One of these projects investigates the impact of HIV-related service interruptions during the COVID-19 pandemic in South Carolina. It uses geospatial methods to track disruptions in HIV care to understand how pandemic-related interruptions have affected health outcomes, particularly in vulnerable populations.
Another NIH-funded project focuses on visualizing and predicting new and late HIV diagnoses in South Carolina. This project uses big data approaches to map and forecast trends in HIV diagnoses, providing public health officials with valuable information to better target interventions.
Li said that while these projects focus on different public health issues — obesity and HIV — they share a common goal: using advanced GIScience, which integrates multiple sources of information through location, and geospatial data to address health disparities.

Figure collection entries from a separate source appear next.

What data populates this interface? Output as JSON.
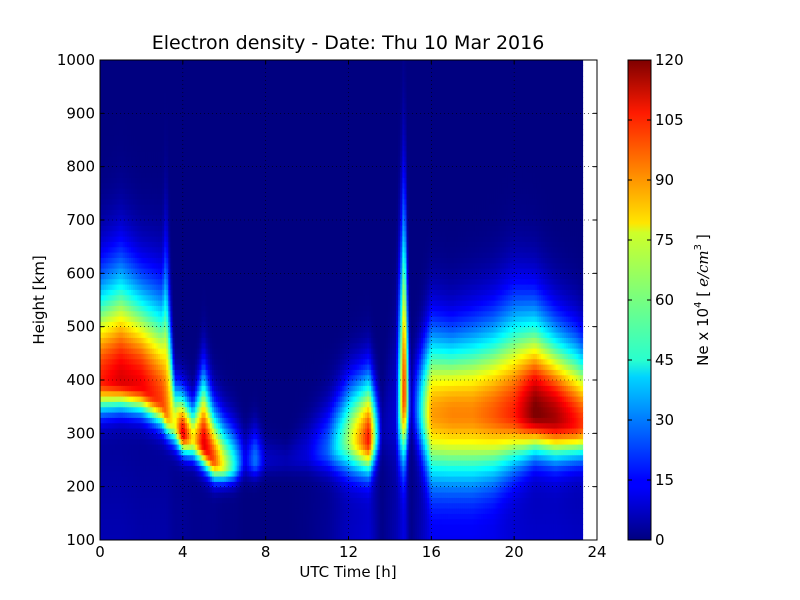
{
  "chart_data": {
    "type": "heatmap",
    "title": "Electron density - Date: Thu 10 Mar 2016",
    "xlabel": "UTC Time [h]",
    "ylabel": "Height [km]",
    "colorbar_label": "Ne x 10^4 [e/cm^3]",
    "colorbar_label_parts": {
      "prefix": "Ne x 10",
      "exponent": "4",
      "unit_open": "[",
      "unit": "e/cm",
      "unit_exponent": "3",
      "unit_close": "]"
    },
    "xlim": [
      0,
      24
    ],
    "ylim": [
      100,
      1000
    ],
    "clim": [
      0,
      120
    ],
    "colormap": "jet",
    "grid": "dotted",
    "x_ticks": [
      "0",
      "4",
      "8",
      "12",
      "16",
      "20",
      "24"
    ],
    "y_ticks": [
      "100",
      "200",
      "300",
      "400",
      "500",
      "600",
      "700",
      "800",
      "900",
      "1000"
    ],
    "colorbar_ticks": [
      "0",
      "15",
      "30",
      "45",
      "60",
      "75",
      "90",
      "105",
      "120"
    ],
    "data_extent_hours": [
      0,
      23.3
    ],
    "profiles": [
      {
        "t": 0.0,
        "peak_height": 400,
        "peak_ne": 100,
        "width_below": 55,
        "width_above": 170,
        "background_ne": 6
      },
      {
        "t": 1.0,
        "peak_height": 400,
        "peak_ne": 108,
        "width_below": 50,
        "width_above": 190,
        "background_ne": 6
      },
      {
        "t": 2.0,
        "peak_height": 390,
        "peak_ne": 105,
        "width_below": 48,
        "width_above": 170,
        "background_ne": 5
      },
      {
        "t": 3.0,
        "peak_height": 360,
        "peak_ne": 96,
        "width_below": 45,
        "width_above": 180,
        "background_ne": 5
      },
      {
        "t": 3.2,
        "peak_height": 340,
        "peak_ne": 90,
        "width_below": 40,
        "width_above": 250,
        "background_ne": 5
      },
      {
        "t": 3.6,
        "peak_height": 320,
        "peak_ne": 70,
        "width_below": 40,
        "width_above": 70,
        "background_ne": 3
      },
      {
        "t": 4.0,
        "peak_height": 300,
        "peak_ne": 108,
        "width_below": 35,
        "width_above": 70,
        "background_ne": 3
      },
      {
        "t": 4.5,
        "peak_height": 290,
        "peak_ne": 75,
        "width_below": 35,
        "width_above": 60,
        "background_ne": 2
      },
      {
        "t": 5.0,
        "peak_height": 280,
        "peak_ne": 108,
        "width_below": 40,
        "width_above": 120,
        "background_ne": 2
      },
      {
        "t": 5.5,
        "peak_height": 250,
        "peak_ne": 95,
        "width_below": 35,
        "width_above": 90,
        "background_ne": 2
      },
      {
        "t": 6.0,
        "peak_height": 240,
        "peak_ne": 70,
        "width_below": 30,
        "width_above": 80,
        "background_ne": 1
      },
      {
        "t": 6.5,
        "peak_height": 240,
        "peak_ne": 45,
        "width_below": 30,
        "width_above": 70,
        "background_ne": 1
      },
      {
        "t": 7.0,
        "peak_height": 250,
        "peak_ne": 12,
        "width_below": 30,
        "width_above": 50,
        "background_ne": 0
      },
      {
        "t": 7.5,
        "peak_height": 250,
        "peak_ne": 30,
        "width_below": 30,
        "width_above": 60,
        "background_ne": 0
      },
      {
        "t": 8.0,
        "peak_height": 250,
        "peak_ne": 8,
        "width_below": 25,
        "width_above": 40,
        "background_ne": 0
      },
      {
        "t": 9.0,
        "peak_height": 250,
        "peak_ne": 6,
        "width_below": 25,
        "width_above": 30,
        "background_ne": 0
      },
      {
        "t": 10.0,
        "peak_height": 260,
        "peak_ne": 10,
        "width_below": 30,
        "width_above": 60,
        "background_ne": 1
      },
      {
        "t": 11.0,
        "peak_height": 270,
        "peak_ne": 25,
        "width_below": 40,
        "width_above": 80,
        "background_ne": 3
      },
      {
        "t": 12.0,
        "peak_height": 290,
        "peak_ne": 60,
        "width_below": 60,
        "width_above": 100,
        "background_ne": 8
      },
      {
        "t": 13.0,
        "peak_height": 290,
        "peak_ne": 100,
        "width_below": 60,
        "width_above": 110,
        "background_ne": 10
      },
      {
        "t": 13.6,
        "peak_height": 300,
        "peak_ne": 4,
        "width_below": 40,
        "width_above": 60,
        "background_ne": 1
      },
      {
        "t": 14.3,
        "peak_height": 330,
        "peak_ne": 8,
        "width_below": 80,
        "width_above": 200,
        "background_ne": 6
      },
      {
        "t": 14.7,
        "peak_height": 380,
        "peak_ne": 105,
        "width_below": 120,
        "width_above": 320,
        "background_ne": 12
      },
      {
        "t": 15.0,
        "peak_height": 350,
        "peak_ne": 3,
        "width_below": 50,
        "width_above": 80,
        "background_ne": 1
      },
      {
        "t": 16.0,
        "peak_height": 340,
        "peak_ne": 82,
        "width_below": 120,
        "width_above": 150,
        "background_ne": 12
      },
      {
        "t": 17.0,
        "peak_height": 340,
        "peak_ne": 85,
        "width_below": 120,
        "width_above": 140,
        "background_ne": 12
      },
      {
        "t": 18.0,
        "peak_height": 340,
        "peak_ne": 85,
        "width_below": 120,
        "width_above": 150,
        "background_ne": 12
      },
      {
        "t": 19.0,
        "peak_height": 340,
        "peak_ne": 90,
        "width_below": 110,
        "width_above": 160,
        "background_ne": 12
      },
      {
        "t": 20.0,
        "peak_height": 340,
        "peak_ne": 98,
        "width_below": 90,
        "width_above": 180,
        "background_ne": 10
      },
      {
        "t": 21.0,
        "peak_height": 340,
        "peak_ne": 118,
        "width_below": 70,
        "width_above": 170,
        "background_ne": 9
      },
      {
        "t": 22.0,
        "peak_height": 330,
        "peak_ne": 112,
        "width_below": 70,
        "width_above": 150,
        "background_ne": 9
      },
      {
        "t": 23.0,
        "peak_height": 320,
        "peak_ne": 100,
        "width_below": 60,
        "width_above": 140,
        "background_ne": 8
      },
      {
        "t": 23.3,
        "peak_height": 320,
        "peak_ne": 95,
        "width_below": 60,
        "width_above": 130,
        "background_ne": 8
      }
    ]
  }
}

"Whether it’s obesity, HIV care or pandemic-related disruptions, our focus is on using spatial data to reveal disparities and inform public health interventions," Li said. "The use of geospatial big data allows us to gain deeper insights into how health behaviors and outcomes are influenced by environmental and social factors."
Li emphasized the significance of these initiatives as part of a broader effort to leverage geospatial technologies for societal impact, reiterating the importance of collaboration and innovation in tackling complex public health issues.
"Penn State geography is a leader in geographic information science, and I’m fortunate to be working in such a collaborative and innovative environment," Li said. "These projects represent a cohesive effort to use geospatial big data and computational methods to address public health challenges in a way that can make a real difference for communities in need."
Li earned his undergraduate degree in GIS and remote sensing from Wuhan University in China, his master of science and doctorate, both in Earth system science, from George Mason University.
Other collaborators on this grant include Shan Qiao, associate professor; Andrew T. Kaczynski, associate professor; and Xiaoming Li, professor and SmartState Endowed Chair for Clinical Translational Research, all in the Department of Health Promotion, Education, and Behavior at the University of South Carolina Arnold School of Public Health.